Under current rules, on retirement you can get a retirement lump sum of up to 150% of Final Salary. So assuming you remain in a DB scheme to retirement, the AVC fund must be used either to:
- buy an additional annuity at retirement (assuming your DB scheme is not giving you the Revenue maximum pension), and/or
- use some of all of the AVC fund to maximise your retirement lump sum (assuming your DB scheme is not giving you the Revenue max lump sum)

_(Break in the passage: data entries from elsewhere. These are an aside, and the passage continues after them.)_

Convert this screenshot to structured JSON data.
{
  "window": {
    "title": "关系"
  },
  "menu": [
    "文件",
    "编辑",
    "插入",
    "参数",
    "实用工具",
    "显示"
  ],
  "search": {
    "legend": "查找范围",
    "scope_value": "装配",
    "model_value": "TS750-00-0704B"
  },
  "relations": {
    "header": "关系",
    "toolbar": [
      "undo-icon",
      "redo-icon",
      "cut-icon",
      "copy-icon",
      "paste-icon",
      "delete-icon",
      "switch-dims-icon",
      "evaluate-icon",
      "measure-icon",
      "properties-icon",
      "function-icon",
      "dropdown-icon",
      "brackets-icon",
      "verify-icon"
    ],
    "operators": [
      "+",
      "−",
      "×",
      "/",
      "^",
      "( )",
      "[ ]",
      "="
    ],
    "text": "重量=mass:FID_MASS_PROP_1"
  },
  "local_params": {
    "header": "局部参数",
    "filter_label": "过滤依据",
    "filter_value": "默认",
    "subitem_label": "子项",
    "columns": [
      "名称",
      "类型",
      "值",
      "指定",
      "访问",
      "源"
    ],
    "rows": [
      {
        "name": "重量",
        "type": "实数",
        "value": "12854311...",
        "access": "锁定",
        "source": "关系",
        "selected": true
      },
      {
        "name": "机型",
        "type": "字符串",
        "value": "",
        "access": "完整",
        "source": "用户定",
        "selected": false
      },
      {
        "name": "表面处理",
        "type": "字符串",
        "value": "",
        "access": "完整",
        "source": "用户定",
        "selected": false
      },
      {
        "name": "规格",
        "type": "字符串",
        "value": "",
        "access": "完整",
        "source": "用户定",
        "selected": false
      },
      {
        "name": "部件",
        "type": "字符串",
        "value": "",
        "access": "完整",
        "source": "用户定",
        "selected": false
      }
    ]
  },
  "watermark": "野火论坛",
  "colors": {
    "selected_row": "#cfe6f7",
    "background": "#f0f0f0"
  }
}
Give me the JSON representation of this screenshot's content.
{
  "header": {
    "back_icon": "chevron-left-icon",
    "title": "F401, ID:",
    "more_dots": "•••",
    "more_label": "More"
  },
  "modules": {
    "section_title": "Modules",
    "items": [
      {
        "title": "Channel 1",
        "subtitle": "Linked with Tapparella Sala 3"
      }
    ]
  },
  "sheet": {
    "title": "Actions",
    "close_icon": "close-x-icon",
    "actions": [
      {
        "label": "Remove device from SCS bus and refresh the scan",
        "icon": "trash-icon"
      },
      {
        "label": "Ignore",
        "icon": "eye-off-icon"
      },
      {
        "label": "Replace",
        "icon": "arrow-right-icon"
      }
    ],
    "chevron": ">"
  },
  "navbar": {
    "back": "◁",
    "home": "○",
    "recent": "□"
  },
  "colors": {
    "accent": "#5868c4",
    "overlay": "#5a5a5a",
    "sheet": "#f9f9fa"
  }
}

Depending on how long you have to retirement or the type of DB scheme (public or private sector) the rules/ structure could well change in the future. But you need to bear in mind that to invest any AVC you need to have scope in benefit terms, I.e. your scheme is not already providing the absolute Revenue max of benefits (probably unlikely).
 
Thank you Conan for all your help. I think i have it now. AVC's are a good idea in general but when you max out on the revenue benefits (i need to figure out when this will occur) then you would need to consider whether continuing to make annual AVC's is the right thing i.e. another type of investment may be more beneficial.
 
Apologies for piggy-backing on this thread but I reckon that it's related. I'm just wondering if investment in the REITs scheme would qualify to offset a tax bill from rental income?